Nouvel éloge de la folie, sous-titré joliment essais édits & inédits tient à la fois du raclage de fonds de tiroir et du recyclage d’œuvres antérieures et ne mérite pas un aussi beau titre. L’éditeur aurait pu choisir Ressucée massive cela aurait été plus honnête.

Qu’on en juge plutôt : sur les 39 réflexions tenant lieu de chapitres, 12 figurent Dans la forêt du miroir, toujours chez Actes Sud ; que l’on se rassure, ce n’est pas le seul endroit où on les a déjà trouvées, la version anglaise ayant été publiée, suivie d’une version française ailleurs… Notre auteur, qui a le don des langues et du commerce, fait feu de tout bois : conférences, articles de journaux, préfaces et autres introductions à des séminaires et même au programme de l’Opéra du Rhin à Strasbourg…
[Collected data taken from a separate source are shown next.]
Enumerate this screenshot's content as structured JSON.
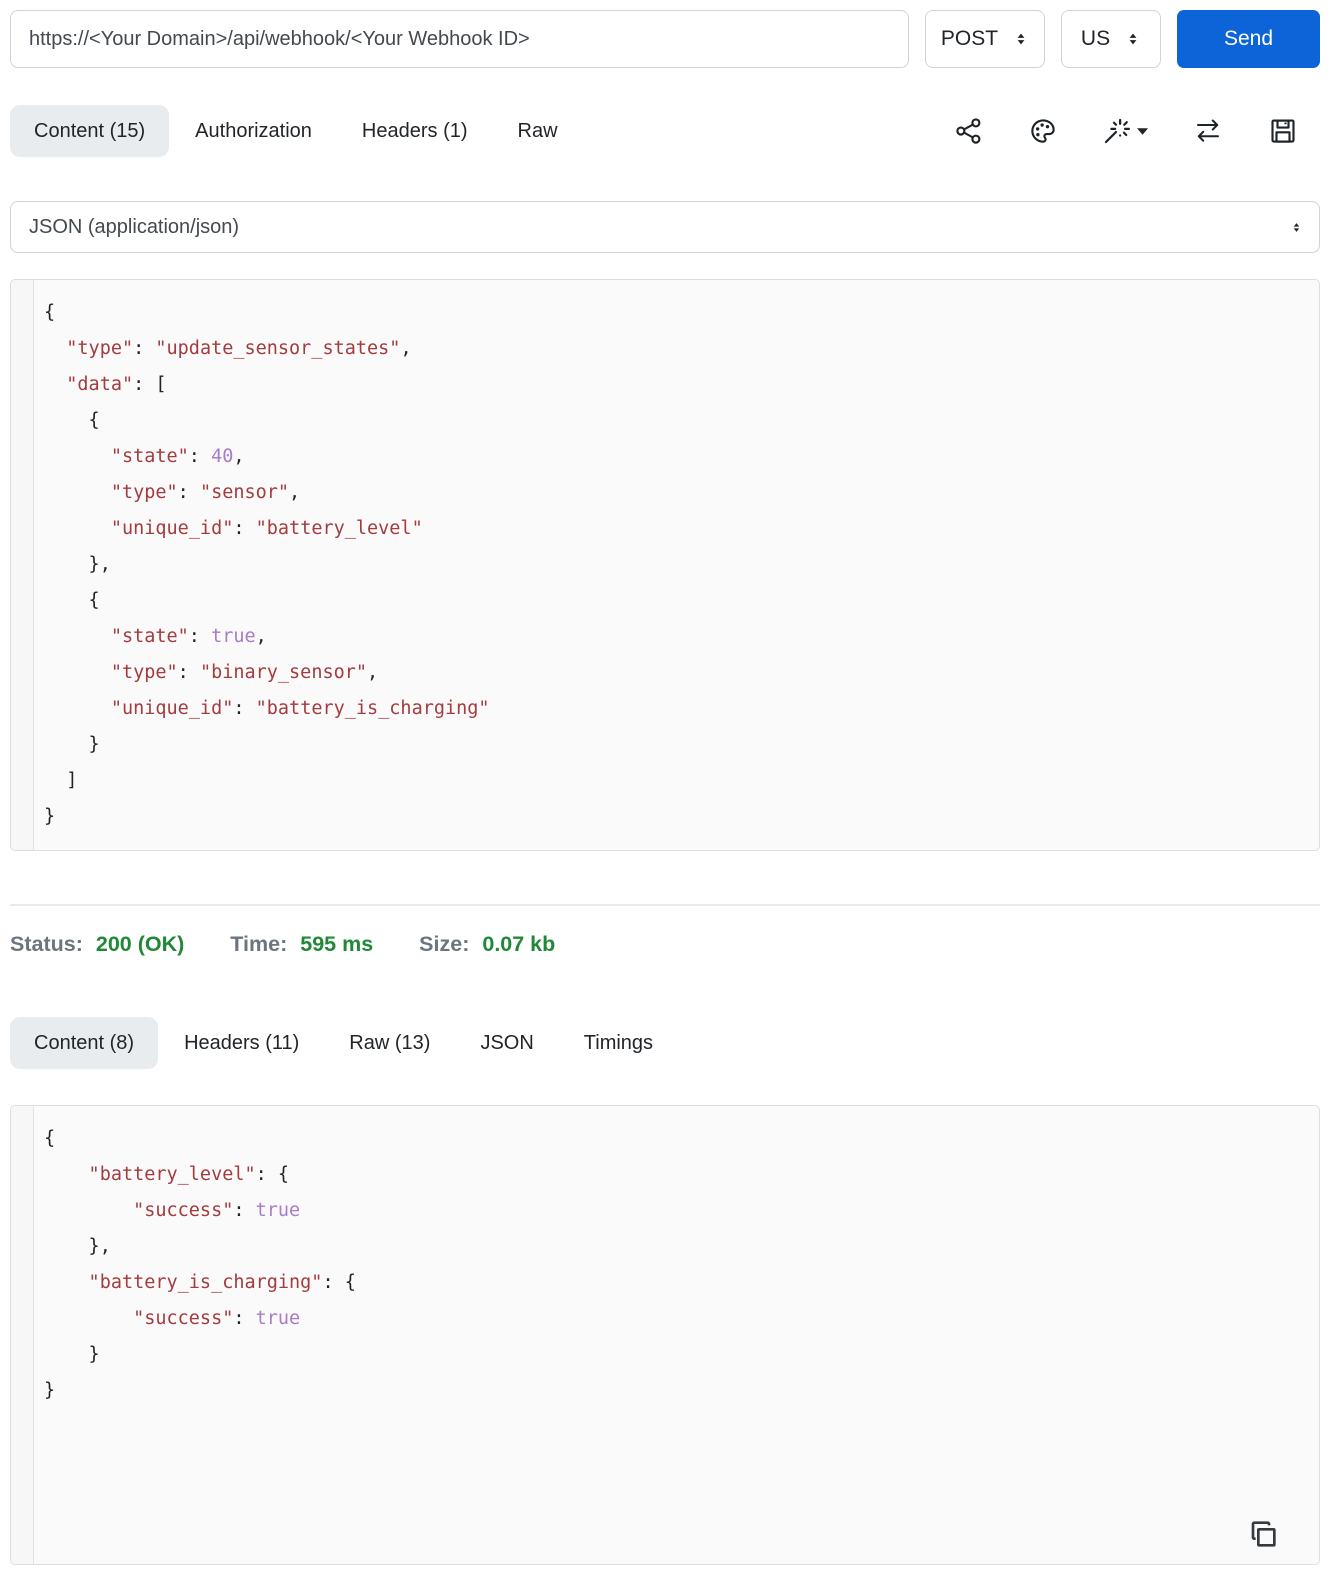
{
  "request_bar": {
    "url": "https://<Your Domain>/api/webhook/<Your Webhook ID>",
    "method": "POST",
    "region": "US",
    "send_label": "Send"
  },
  "request_tabs": [
    {
      "label": "Content (15)",
      "active": true
    },
    {
      "label": "Authorization",
      "active": false
    },
    {
      "label": "Headers (1)",
      "active": false
    },
    {
      "label": "Raw",
      "active": false
    }
  ],
  "toolbar_icons": [
    "share-icon",
    "palette-icon",
    "magic-wand-icon",
    "swap-arrows-icon",
    "save-icon"
  ],
  "content_type_select": {
    "selected": "JSON (application/json)"
  },
  "request_body_lines": [
    [
      [
        "p",
        "{"
      ]
    ],
    [
      [
        "k",
        "  \"type\""
      ],
      [
        "p",
        ": "
      ],
      [
        "s",
        "\"update_sensor_states\""
      ],
      [
        "p",
        ","
      ]
    ],
    [
      [
        "k",
        "  \"data\""
      ],
      [
        "p",
        ": ["
      ]
    ],
    [
      [
        "p",
        "    {"
      ]
    ],
    [
      [
        "k",
        "      \"state\""
      ],
      [
        "p",
        ": "
      ],
      [
        "n",
        "40"
      ],
      [
        "p",
        ","
      ]
    ],
    [
      [
        "k",
        "      \"type\""
      ],
      [
        "p",
        ": "
      ],
      [
        "s",
        "\"sensor\""
      ],
      [
        "p",
        ","
      ]
    ],
    [
      [
        "k",
        "      \"unique_id\""
      ],
      [
        "p",
        ": "
      ],
      [
        "s",
        "\"battery_level\""
      ]
    ],
    [
      [
        "p",
        "    },"
      ]
    ],
    [
      [
        "p",
        "    {"
      ]
    ],
    [
      [
        "k",
        "      \"state\""
      ],
      [
        "p",
        ": "
      ],
      [
        "n",
        "true"
      ],
      [
        "p",
        ","
      ]
    ],
    [
      [
        "k",
        "      \"type\""
      ],
      [
        "p",
        ": "
      ],
      [
        "s",
        "\"binary_sensor\""
      ],
      [
        "p",
        ","
      ]
    ],
    [
      [
        "k",
        "      \"unique_id\""
      ],
      [
        "p",
        ": "
      ],
      [
        "s",
        "\"battery_is_charging\""
      ]
    ],
    [
      [
        "p",
        "    }"
      ]
    ],
    [
      [
        "p",
        "  ]"
      ]
    ],
    [
      [
        "p",
        "}"
      ]
    ]
  ],
  "status_bar": {
    "status_label": "Status:",
    "status_value": "200 (OK)",
    "time_label": "Time:",
    "time_value": "595 ms",
    "size_label": "Size:",
    "size_value": "0.07 kb"
  },
  "response_tabs": [
    {
      "label": "Content (8)",
      "active": true
    },
    {
      "label": "Headers (11)",
      "active": false
    },
    {
      "label": "Raw (13)",
      "active": false
    },
    {
      "label": "JSON",
      "active": false
    },
    {
      "label": "Timings",
      "active": false
    }
  ],
  "response_body_lines": [
    [
      [
        "p",
        "{"
      ]
    ],
    [
      [
        "k",
        "    \"battery_level\""
      ],
      [
        "p",
        ": {"
      ]
    ],
    [
      [
        "k",
        "        \"success\""
      ],
      [
        "p",
        ": "
      ],
      [
        "n",
        "true"
      ]
    ],
    [
      [
        "p",
        "    },"
      ]
    ],
    [
      [
        "k",
        "    \"battery_is_charging\""
      ],
      [
        "p",
        ": {"
      ]
    ],
    [
      [
        "k",
        "        \"success\""
      ],
      [
        "p",
        ": "
      ],
      [
        "n",
        "true"
      ]
    ],
    [
      [
        "p",
        "    }"
      ]
    ],
    [
      [
        "p",
        "}"
      ]
    ]
  ],
  "colors": {
    "accent_blue": "#0d63d8",
    "status_green": "#218838",
    "label_gray": "#6c757d",
    "syntax_red": "#a33b3f",
    "syntax_purple": "#a87cc9",
    "code_background": "#fafafa"
  }
}
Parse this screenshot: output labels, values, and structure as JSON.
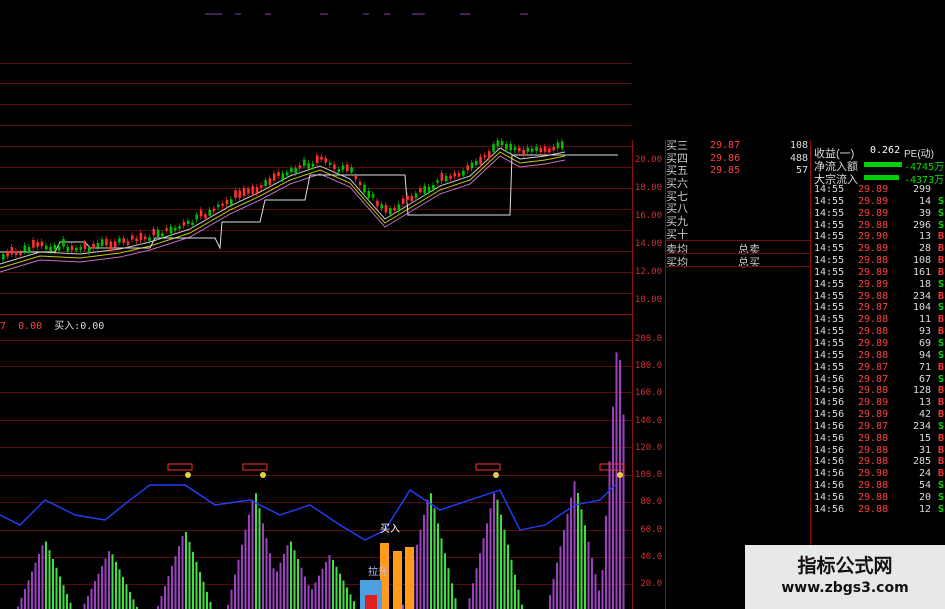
{
  "indicator_bar": {
    "left_value": "7",
    "val1": "0.00",
    "buy_label": "买入:",
    "buy_value": "0.00"
  },
  "price_axis": [
    "20.00",
    "18.00",
    "16.00",
    "14.00",
    "12.00",
    "10.00"
  ],
  "indicator_axis": [
    "200.0",
    "180.0",
    "160.0",
    "140.0",
    "120.0",
    "100.0",
    "80.0",
    "60.0",
    "40.0",
    "20.0"
  ],
  "order_book": [
    {
      "label": "买三",
      "price": "29.87",
      "vol": "108"
    },
    {
      "label": "买四",
      "price": "29.86",
      "vol": "488"
    },
    {
      "label": "买五",
      "price": "29.85",
      "vol": "57"
    },
    {
      "label": "买六",
      "price": "",
      "vol": ""
    },
    {
      "label": "买七",
      "price": "",
      "vol": ""
    },
    {
      "label": "买八",
      "price": "",
      "vol": ""
    },
    {
      "label": "买九",
      "price": "",
      "vol": ""
    },
    {
      "label": "买十",
      "price": "",
      "vol": ""
    }
  ],
  "order_summary": [
    {
      "label": "卖均",
      "right": "总卖"
    },
    {
      "label": "买均",
      "right": "总买"
    }
  ],
  "stats": [
    {
      "label": "收益(一)",
      "value": "0.262",
      "extra": "PE(动)"
    },
    {
      "label": "净流入额",
      "value": "-4745万"
    },
    {
      "label": "大宗流入",
      "value": "-4373万"
    }
  ],
  "ticks": [
    {
      "t": "14:55",
      "p": "29.89",
      "v": "299",
      "s": ""
    },
    {
      "t": "14:55",
      "p": "29.89",
      "v": "14",
      "s": "S"
    },
    {
      "t": "14:55",
      "p": "29.89",
      "v": "39",
      "s": "S"
    },
    {
      "t": "14:55",
      "p": "29.88",
      "v": "296",
      "s": "S"
    },
    {
      "t": "14:55",
      "p": "29.90",
      "v": "13",
      "s": "B"
    },
    {
      "t": "14:55",
      "p": "29.89",
      "v": "28",
      "s": "B"
    },
    {
      "t": "14:55",
      "p": "29.88",
      "v": "108",
      "s": "B"
    },
    {
      "t": "14:55",
      "p": "29.89",
      "v": "161",
      "s": "B"
    },
    {
      "t": "14:55",
      "p": "29.89",
      "v": "18",
      "s": "S"
    },
    {
      "t": "14:55",
      "p": "29.88",
      "v": "234",
      "s": "B"
    },
    {
      "t": "14:55",
      "p": "29.87",
      "v": "104",
      "s": "S"
    },
    {
      "t": "14:55",
      "p": "29.88",
      "v": "11",
      "s": "B"
    },
    {
      "t": "14:55",
      "p": "29.88",
      "v": "93",
      "s": "B"
    },
    {
      "t": "14:55",
      "p": "29.89",
      "v": "69",
      "s": "S"
    },
    {
      "t": "14:55",
      "p": "29.88",
      "v": "94",
      "s": "S"
    },
    {
      "t": "14:55",
      "p": "29.87",
      "v": "71",
      "s": "B"
    },
    {
      "t": "14:56",
      "p": "29.87",
      "v": "67",
      "s": "S"
    },
    {
      "t": "14:56",
      "p": "29.88",
      "v": "128",
      "s": "B"
    },
    {
      "t": "14:56",
      "p": "29.89",
      "v": "13",
      "s": "B"
    },
    {
      "t": "14:56",
      "p": "29.89",
      "v": "42",
      "s": "B"
    },
    {
      "t": "14:56",
      "p": "29.87",
      "v": "234",
      "s": "S"
    },
    {
      "t": "14:56",
      "p": "29.88",
      "v": "15",
      "s": "B"
    },
    {
      "t": "14:56",
      "p": "29.88",
      "v": "31",
      "s": "B"
    },
    {
      "t": "14:56",
      "p": "29.88",
      "v": "285",
      "s": "B"
    },
    {
      "t": "14:56",
      "p": "29.90",
      "v": "24",
      "s": "B"
    },
    {
      "t": "14:56",
      "p": "29.88",
      "v": "54",
      "s": "S"
    },
    {
      "t": "14:56",
      "p": "29.88",
      "v": "20",
      "s": "S"
    },
    {
      "t": "14:56",
      "p": "29.88",
      "v": "12",
      "s": "S"
    }
  ],
  "chart_labels": {
    "buy_tag": "买入",
    "pump_tag": "拉升"
  },
  "watermark": {
    "line1": "指标公式网",
    "line2": "www.zbgs3.com"
  },
  "colors": {
    "up": "#ff3030",
    "down": "#00e000",
    "grid": "#5a0a0a",
    "bg": "#000000"
  }
}
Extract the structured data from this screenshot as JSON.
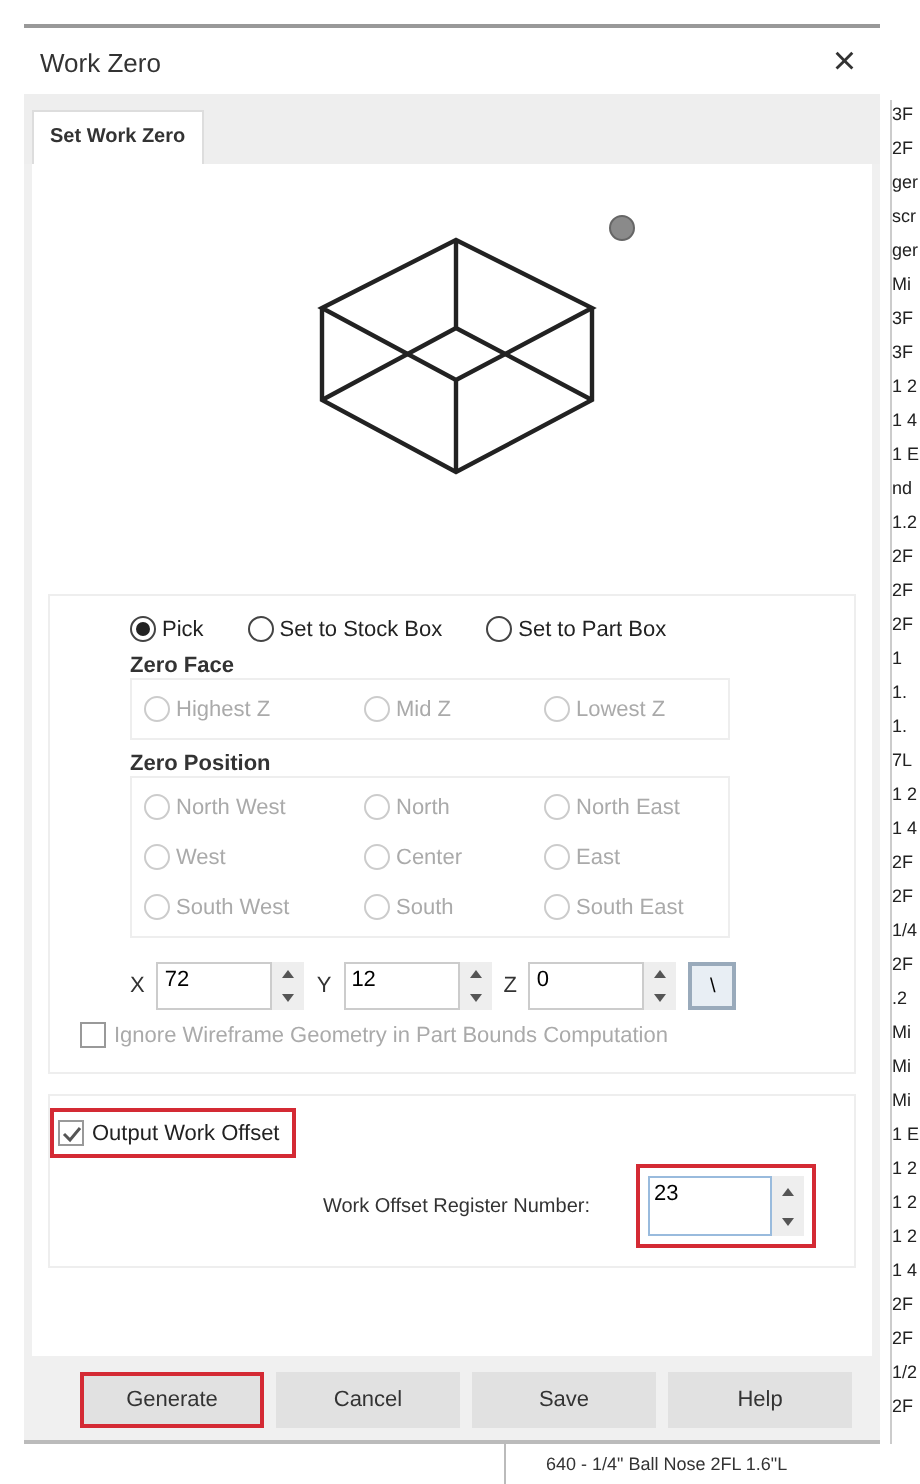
{
  "window": {
    "title": "Work Zero",
    "close": "×"
  },
  "tabs": [
    {
      "label": "Set Work Zero",
      "selected": true
    }
  ],
  "mode_options": [
    {
      "label": "Pick",
      "selected": true
    },
    {
      "label": "Set to Stock Box",
      "selected": false
    },
    {
      "label": "Set to Part Box",
      "selected": false
    }
  ],
  "zero_face": {
    "title": "Zero Face",
    "disabled": true,
    "options": [
      {
        "label": "Highest Z",
        "selected": false
      },
      {
        "label": "Mid Z",
        "selected": false
      },
      {
        "label": "Lowest Z",
        "selected": false
      }
    ]
  },
  "zero_position": {
    "title": "Zero Position",
    "disabled": true,
    "options": [
      {
        "label": "North West",
        "selected": false
      },
      {
        "label": "North",
        "selected": false
      },
      {
        "label": "North East",
        "selected": false
      },
      {
        "label": "West",
        "selected": false
      },
      {
        "label": "Center",
        "selected": false
      },
      {
        "label": "East",
        "selected": false
      },
      {
        "label": "South West",
        "selected": false
      },
      {
        "label": "South",
        "selected": false
      },
      {
        "label": "South East",
        "selected": false
      }
    ]
  },
  "coordinates": [
    {
      "label": "X",
      "value": "72"
    },
    {
      "label": "Y",
      "value": "12"
    },
    {
      "label": "Z",
      "value": "0"
    }
  ],
  "pick_button": {
    "label": "\\"
  },
  "ignore_wireframe": {
    "label": "Ignore Wireframe Geometry in Part Bounds Computation",
    "checked": false,
    "disabled": true
  },
  "output_work_offset": {
    "label": "Output Work Offset",
    "checked": true,
    "highlighted": true
  },
  "register_number": {
    "label": "Work Offset Register Number:",
    "value": "23",
    "highlighted": true
  },
  "buttons": [
    {
      "label": "Generate",
      "highlighted": true
    },
    {
      "label": "Cancel",
      "highlighted": false
    },
    {
      "label": "Save",
      "highlighted": false
    },
    {
      "label": "Help",
      "highlighted": false
    }
  ],
  "background_list": [
    "3F",
    "2F",
    "ger",
    "scr",
    "ger",
    "Mi",
    "3F",
    "3F",
    "1 2",
    "1 4",
    "1 E",
    "nd",
    "1.2",
    "2F",
    "2F",
    "2F",
    "1",
    "1.",
    "1.",
    "7L",
    "1 2",
    "1 4",
    "2F",
    "2F",
    "1/4",
    "2F",
    ".2",
    "Mi",
    "Mi",
    "Mi",
    "1 E",
    "1 2",
    "1 2",
    "1 2",
    "1 4",
    "2F",
    "2F",
    "1/2",
    "2F"
  ],
  "background_row": "640 - 1/4\" Ball Nose 2FL 1.6\"L"
}
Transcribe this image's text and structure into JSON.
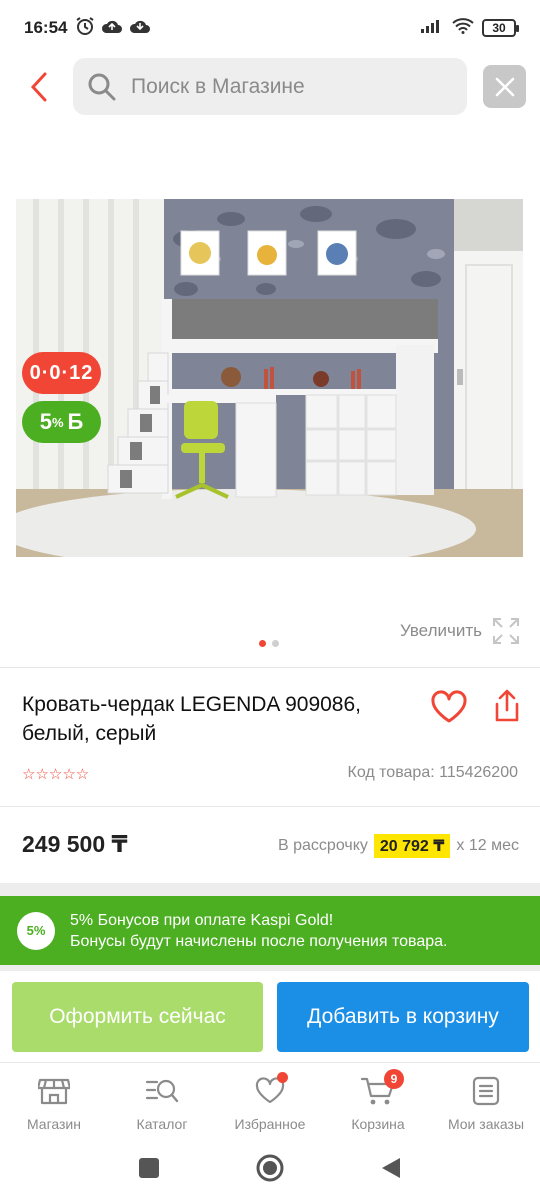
{
  "status_bar": {
    "time": "16:54",
    "battery": "30"
  },
  "search": {
    "placeholder": "Поиск в Магазине"
  },
  "product": {
    "timer_badge": "0·0·12",
    "bonus_badge_percent": "5",
    "bonus_badge_symbol": "%",
    "bonus_badge_letter": "Б",
    "zoom_label": "Увеличить",
    "title": "Кровать-чердак LEGENDA 909086, белый, серый",
    "rating_stars": "☆☆☆☆☆",
    "sku": "Код товара: 115426200",
    "price": "249 500 ₸",
    "installment_prefix": "В рассрочку",
    "installment_amount": "20 792 ₸",
    "installment_suffix": "x 12 мес"
  },
  "promo": {
    "badge": "5%",
    "line1": "5% Бонусов при оплате Kaspi Gold!",
    "line2": "Бонусы будут начислены после получения товара."
  },
  "actions": {
    "buy_now": "Оформить сейчас",
    "add_to_cart": "Добавить в корзину"
  },
  "bottom_nav": {
    "shop": "Магазин",
    "catalog": "Каталог",
    "favorites": "Избранное",
    "cart": "Корзина",
    "cart_count": "9",
    "orders": "Мои заказы"
  },
  "colors": {
    "accent_red": "#f14635",
    "kaspi_green": "#4caf22",
    "buy_green": "#a9dc6b",
    "cart_blue": "#1b8ee6",
    "installment_yellow": "#ffe600"
  }
}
En définitive, dans cet ouvrage dont le fil conducteur est la lecture d’Alice au pays des merveilles, pas une seule page de neuve, à part la préface, deux pages entières dans lequel l’auteur remercie la personne qui lui a « suggéré la structure et l’ordre de ce livre ainsi que la sélection des textes ».

« Le « motif dans la tapisserie » c’est la formule inventée par Henry James pour désigner le thème récurrent qui, telle une signature secrète, parcourt l’œuvre d’un auteur » écrit encore Alberto Manguel dans la préface.

Dans le cas précis, il ne s’agit pas de « motif dans la tapisserie » mais de patchwork composé de morceaux de tissus qui ont beaucoup servi, unis des couleurs disparates.

Ce Nouvel éloge de la folie ne tient pas les promesses de la quatrième de couverture. On peut bien sûr n’avoir rien lu d’Alberto Mangel et être séduit par son érudition. On  sera de toute façon gêné par l’assemblage disparate de ce recyclage qui n’apporte rien à la compréhension intime de la lecture.

Bien sûr on trace toujours le même sillon, encore faut-il que celui-ci apporte une réflexion nouvelle, alors que dans ce livre composé de bric et de broc, le malaise s’installe.

Si vous vous êtes laissé séduire par le beau titre de l’ouvrage, lisez-le « à sauts et à gambades » pour le spectacle d’une érudition époustouflante mais n’attendez pas que l’auteur vous explique pourquoi ni comment l’on passe de l’autre côté du miroir et pourquoi cela nous est si précieux.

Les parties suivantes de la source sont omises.